Let h(t) be impulse response of unity-gain ideal lowpass filter with bandwidth of 50[Hz] and a time delay of 5[ms]. Sketch magnitude and phase of Fourier transform of h(t).

## The Attempt at a Solution

I know that the magnitude2 of H(f) is total power gain, so perhaps by taking the square of this expression might get me the magnitude of simply H(f). However, I am not exactly sure how to take the information given to convert into an expression I can actually deal with.

Any help would be most appreciated. Thanks!

## Answers and Replies

rootX
How does low pass filter frequency response looks like?

Now, you are making a shift in time domain, how would this impact in frequency domain?
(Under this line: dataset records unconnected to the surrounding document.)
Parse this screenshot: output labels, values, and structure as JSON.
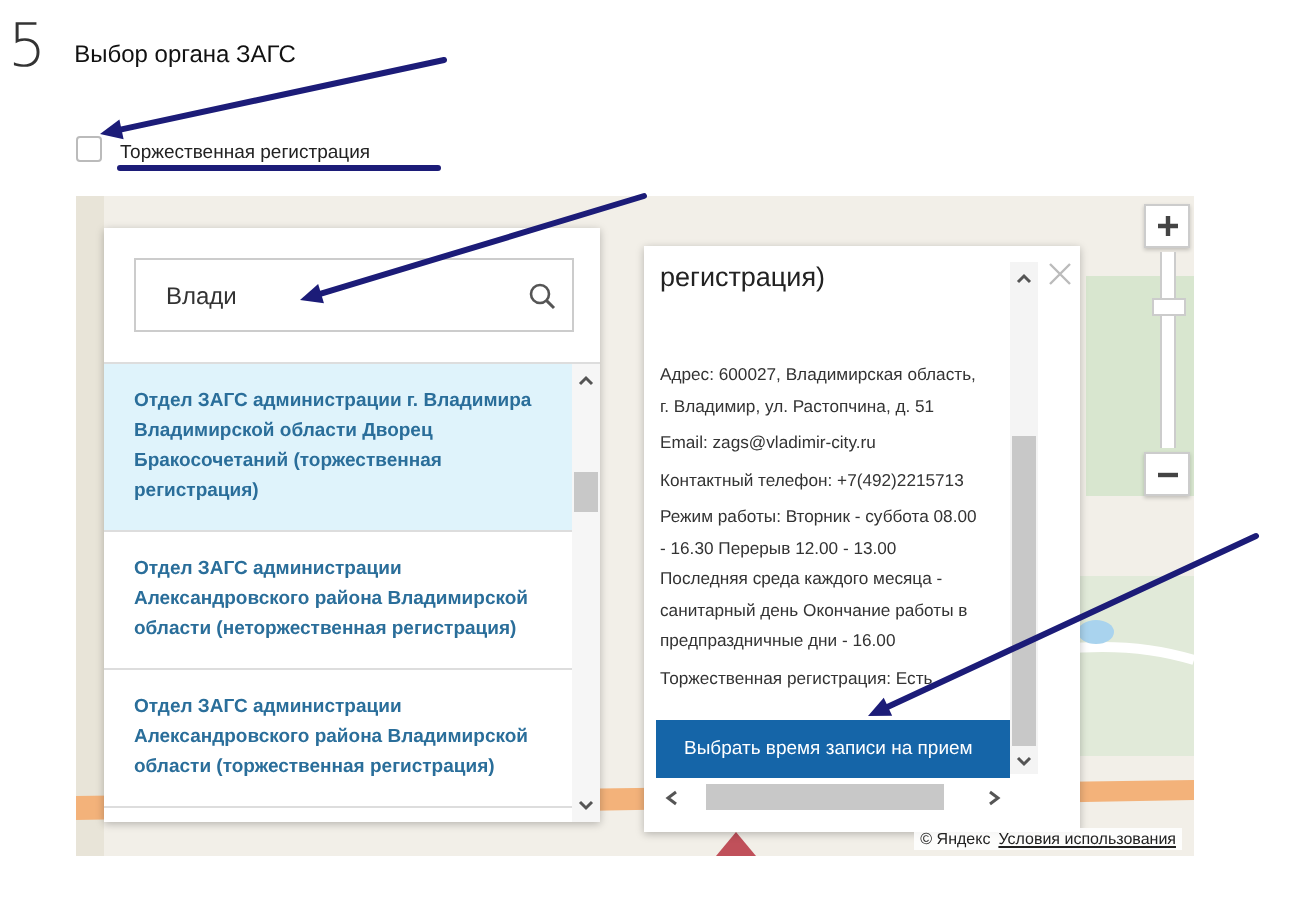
{
  "step": {
    "number": "5",
    "title": "Выбор органа ЗАГС"
  },
  "filter": {
    "label": "Торжественная регистрация",
    "checked": false
  },
  "search": {
    "value": "Влади"
  },
  "results": [
    {
      "name": "Отдел ЗАГС администрации г. Владимира Владимирской области Дворец Бракосочетаний (торжественная регистрация)",
      "selected": true
    },
    {
      "name": "Отдел ЗАГС администрации Александровского района Владимирской области (неторжественная регистрация)",
      "selected": false
    },
    {
      "name": "Отдел ЗАГС администрации Александровского района Владимирской области (торжественная регистрация)",
      "selected": false
    }
  ],
  "info": {
    "heading": "регистрация)",
    "lines": [
      "Адрес: 600027, Владимирская область, г. Владимир, ул. Растопчина, д. 51",
      "Email: zags@vladimir-city.ru",
      "Контактный телефон: +7(492)2215713",
      "Режим работы: Вторник - суббота 08.00 - 16.30 Перерыв 12.00 - 13.00 Последняя среда каждого месяца - санитарный день Окончание работы в предпраздничные дни - 16.00",
      "Торжественная регистрация: Есть"
    ],
    "button": "Выбрать время записи на прием"
  },
  "zoom": {
    "level": 0.74
  },
  "attribution": {
    "copyright": "© Яндекс",
    "terms": "Условия использования"
  }
}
In impulse response input is δ(t), so output will be: y(t) = δ(t) conv h(t). What would this equal in frequency domain? Y(s) = ?

satchmo05
rootX,

Thank you for your response! I believe I understand the magnitude of the response. The magnitude is simply a function of the lowpass filter itself, drawing the bandwidth as given where the function's bandwidth breaks at the corner frequency (-3db). I do not believe the time delay affects a low pass filter. However, the phase graph may and that is where I am having trouble now. I believe the phase plot will look like a downward slope from -90 degrees to 0 degrees, where -45 degrees and 20[Hz] intersect.

If I introduce a time delay in the continuous time domain (h(t)), that would add a complex exponential factor in front of the H(f). Does this only change the order of magnitude of the two magnitude and phase plots?

If you convolve in the time domain, you multiply in the frequency domain. What did you mean by that statement? Thanks again for your help.